Lost in Paradise

After hearing mixed feedback from critics and film programmers, I’ve finally gotten to watch Ngoc Dan Vu’s Lost in Paradise which I find to be a memorable, haunting and beautiful feature that has captured the growing pains of an urban city in a Third World country. It’s also a sexy and queer love story about the disillusionment of modern gay life. Due to a lack of perspective on Third World cinema, one critic has unfairly called it ” the Hello Kitty version of a gay hustler melodrama.” But seriously Mr. Critic, have you ever had to prostitute yourself on the street?

Although the film does have its uneven moments, I have to admit that I still think about the movie weeks after watching it. The film is glossy yet dark. It’s schmaltzy yet brutal. It’s sexy yet sad.

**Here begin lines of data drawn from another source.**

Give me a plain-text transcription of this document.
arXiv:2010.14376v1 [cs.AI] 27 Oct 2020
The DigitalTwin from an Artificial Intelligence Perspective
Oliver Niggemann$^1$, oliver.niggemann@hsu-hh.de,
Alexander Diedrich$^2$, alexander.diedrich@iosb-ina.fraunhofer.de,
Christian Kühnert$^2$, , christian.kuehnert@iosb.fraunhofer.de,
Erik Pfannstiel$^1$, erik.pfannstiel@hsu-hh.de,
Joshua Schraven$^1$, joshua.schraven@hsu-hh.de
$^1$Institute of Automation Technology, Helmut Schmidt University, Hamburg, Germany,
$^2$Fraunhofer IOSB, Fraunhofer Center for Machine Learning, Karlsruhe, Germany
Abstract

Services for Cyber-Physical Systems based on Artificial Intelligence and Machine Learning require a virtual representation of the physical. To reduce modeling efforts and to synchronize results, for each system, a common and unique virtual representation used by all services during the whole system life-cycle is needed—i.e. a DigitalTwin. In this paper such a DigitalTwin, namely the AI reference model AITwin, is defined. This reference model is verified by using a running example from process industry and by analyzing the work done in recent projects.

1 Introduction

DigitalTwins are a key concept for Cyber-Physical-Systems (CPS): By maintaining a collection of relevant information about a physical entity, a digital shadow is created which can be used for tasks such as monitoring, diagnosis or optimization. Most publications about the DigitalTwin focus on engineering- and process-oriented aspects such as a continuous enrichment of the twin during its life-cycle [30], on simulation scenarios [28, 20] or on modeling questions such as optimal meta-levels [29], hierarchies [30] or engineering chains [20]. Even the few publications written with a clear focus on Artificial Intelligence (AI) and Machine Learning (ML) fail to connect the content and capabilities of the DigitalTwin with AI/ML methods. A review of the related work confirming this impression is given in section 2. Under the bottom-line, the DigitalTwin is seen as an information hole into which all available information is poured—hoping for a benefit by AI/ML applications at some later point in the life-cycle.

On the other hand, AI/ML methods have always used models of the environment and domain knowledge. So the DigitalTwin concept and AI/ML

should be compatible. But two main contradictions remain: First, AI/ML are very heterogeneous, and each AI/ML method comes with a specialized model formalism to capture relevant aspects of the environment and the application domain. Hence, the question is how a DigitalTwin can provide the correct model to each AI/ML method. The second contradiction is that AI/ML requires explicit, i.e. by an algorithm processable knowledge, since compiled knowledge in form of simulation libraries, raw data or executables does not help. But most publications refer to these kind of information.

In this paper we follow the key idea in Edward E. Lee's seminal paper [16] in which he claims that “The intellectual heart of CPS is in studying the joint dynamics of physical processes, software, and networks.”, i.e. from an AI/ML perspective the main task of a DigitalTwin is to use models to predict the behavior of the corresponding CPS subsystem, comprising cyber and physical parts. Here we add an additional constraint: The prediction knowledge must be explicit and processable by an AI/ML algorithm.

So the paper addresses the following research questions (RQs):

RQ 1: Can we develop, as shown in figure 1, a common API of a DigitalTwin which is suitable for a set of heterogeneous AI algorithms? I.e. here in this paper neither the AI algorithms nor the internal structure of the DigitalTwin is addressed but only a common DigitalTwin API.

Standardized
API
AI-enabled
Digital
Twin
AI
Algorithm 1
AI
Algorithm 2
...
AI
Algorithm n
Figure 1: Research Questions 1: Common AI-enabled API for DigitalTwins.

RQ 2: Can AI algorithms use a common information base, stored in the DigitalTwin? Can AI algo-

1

As a whole, the film does poignantly portray that disillusionment of modern city life in a developing country whether it is Vietnam or China.

Honestly, I have not seen any films that have portrayed gay hustlers more realistic and humane particularly in the relationship between the jaded hustler and the ideological new kid in town who fall in love with each other. The camaraderie between the hustlers also feels genuine and touching compared with Gus Van Sant’s highly stylized and seminal My Own Private Idaho.

Prostitution has been a sure reality and profession in the world for centuries. For male and female, every profession has its different sets of risks and benefits. What I appreciate about this movie is that it doesn’t romanticize the world of prostitution but kind of just tells it as it is. Lost in Paradise perfectly captures the growing pains of a developing nation with sensuality and beauty.